Nie czyniąc wcale już tajemnicy ze swych obrotów, baron poszedł wprost od rynku do sklepu. Znalał w nim samą panię Ryfkę Szpetną, siedzącą z pończochą, w całym majestacie kupcowej, która nikomu nic nie będąc winną w miasteczku, ma tylko dłużników.
— Jest pan Mordko?
— A na co panu jego? spytała kupcowa.
— Potrzebuję się z nim wiedzieć.
— Nie mogę wiedzieć, czy on jest.
Zawołała Surki i poszwargotała.
— Jak się jegomość nazywa?
— Baron Helmold.
Żydówka wygrzeczniała i podniosła się.
— Proszę pana barona zajść do pokoju, bardzo proszę.

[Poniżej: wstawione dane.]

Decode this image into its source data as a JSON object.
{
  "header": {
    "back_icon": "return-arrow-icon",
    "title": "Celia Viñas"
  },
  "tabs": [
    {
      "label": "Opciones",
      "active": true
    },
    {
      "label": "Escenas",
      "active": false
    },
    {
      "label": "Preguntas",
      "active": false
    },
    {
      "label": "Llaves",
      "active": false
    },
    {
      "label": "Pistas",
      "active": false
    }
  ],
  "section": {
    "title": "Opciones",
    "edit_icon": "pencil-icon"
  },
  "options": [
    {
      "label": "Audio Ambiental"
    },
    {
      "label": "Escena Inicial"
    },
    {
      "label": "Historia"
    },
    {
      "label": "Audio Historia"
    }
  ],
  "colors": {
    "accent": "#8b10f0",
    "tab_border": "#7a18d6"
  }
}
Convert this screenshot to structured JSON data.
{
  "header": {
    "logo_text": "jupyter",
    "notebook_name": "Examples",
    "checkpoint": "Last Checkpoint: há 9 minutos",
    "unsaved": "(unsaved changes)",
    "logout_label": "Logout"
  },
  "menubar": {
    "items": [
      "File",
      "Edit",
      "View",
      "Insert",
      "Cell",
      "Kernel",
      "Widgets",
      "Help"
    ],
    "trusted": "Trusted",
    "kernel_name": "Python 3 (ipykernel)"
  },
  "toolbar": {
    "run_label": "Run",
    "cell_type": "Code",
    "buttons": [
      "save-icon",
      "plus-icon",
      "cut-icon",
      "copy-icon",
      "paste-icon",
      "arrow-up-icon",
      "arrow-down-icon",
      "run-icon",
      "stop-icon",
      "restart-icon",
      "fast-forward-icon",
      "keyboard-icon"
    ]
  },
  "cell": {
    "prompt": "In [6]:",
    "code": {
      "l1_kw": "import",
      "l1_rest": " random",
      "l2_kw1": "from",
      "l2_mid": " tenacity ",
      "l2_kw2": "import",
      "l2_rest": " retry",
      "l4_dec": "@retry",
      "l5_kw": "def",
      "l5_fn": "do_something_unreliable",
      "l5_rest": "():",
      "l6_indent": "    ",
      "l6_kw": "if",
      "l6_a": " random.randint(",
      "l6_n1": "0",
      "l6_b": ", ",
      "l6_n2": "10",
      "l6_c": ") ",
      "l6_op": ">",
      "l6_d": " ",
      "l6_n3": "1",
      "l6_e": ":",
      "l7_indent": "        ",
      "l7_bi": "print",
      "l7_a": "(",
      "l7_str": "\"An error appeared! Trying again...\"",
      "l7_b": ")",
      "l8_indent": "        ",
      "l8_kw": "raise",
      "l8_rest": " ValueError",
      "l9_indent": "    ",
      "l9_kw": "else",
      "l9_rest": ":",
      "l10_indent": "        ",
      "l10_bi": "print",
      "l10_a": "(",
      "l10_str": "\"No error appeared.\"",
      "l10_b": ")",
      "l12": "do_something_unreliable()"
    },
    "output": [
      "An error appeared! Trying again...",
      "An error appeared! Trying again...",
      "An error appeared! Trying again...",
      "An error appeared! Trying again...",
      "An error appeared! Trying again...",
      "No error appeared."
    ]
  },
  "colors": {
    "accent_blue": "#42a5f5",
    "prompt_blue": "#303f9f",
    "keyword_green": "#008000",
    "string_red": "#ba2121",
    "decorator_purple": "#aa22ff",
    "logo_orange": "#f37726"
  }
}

Przeprowadzony przez żydóweczkę baron nie odkrywając głowy, dostał się do trzeciego pokoju. Tu pan Mordko w szlaflroku, pisał. Na widok barona porwał się zmięszany, zdejmując krymkę i przystawiając stołek.
— Czy była odpowiedź na mój list? spytał baron.
Żyd się zmięszał i rękami ruch uczynił, wyrażający ubolewanie.
— Pan pisał do panny Pauliny?
— Tak jest.
— A! pan nie wie, co za nieszczęście spotkało pana Mamerta! A waj! to był bardzo poczciwy człowiek, on umiał z ludźmi żyć, ja u niego co rok skórki kupował i do dworu u mnie wszystko brali, a teraz!
— No cóż mu się stać mogło?
Mordko westchnął.
— Jemu się stało wielkie nieszczęście... jemu oskarżyli, że on na dwóch stołków siedział, że zdradził hrabiów; no, co pan chce! Jemu napadli, zabrali wszystkich papierów, rachunków, pieniędzy i zapozwali przed sąd. On dwa dni mało nie umarł ze strachu i musiał się strasznie opłacić i uciec, aby go kryminalnie nie sądzono.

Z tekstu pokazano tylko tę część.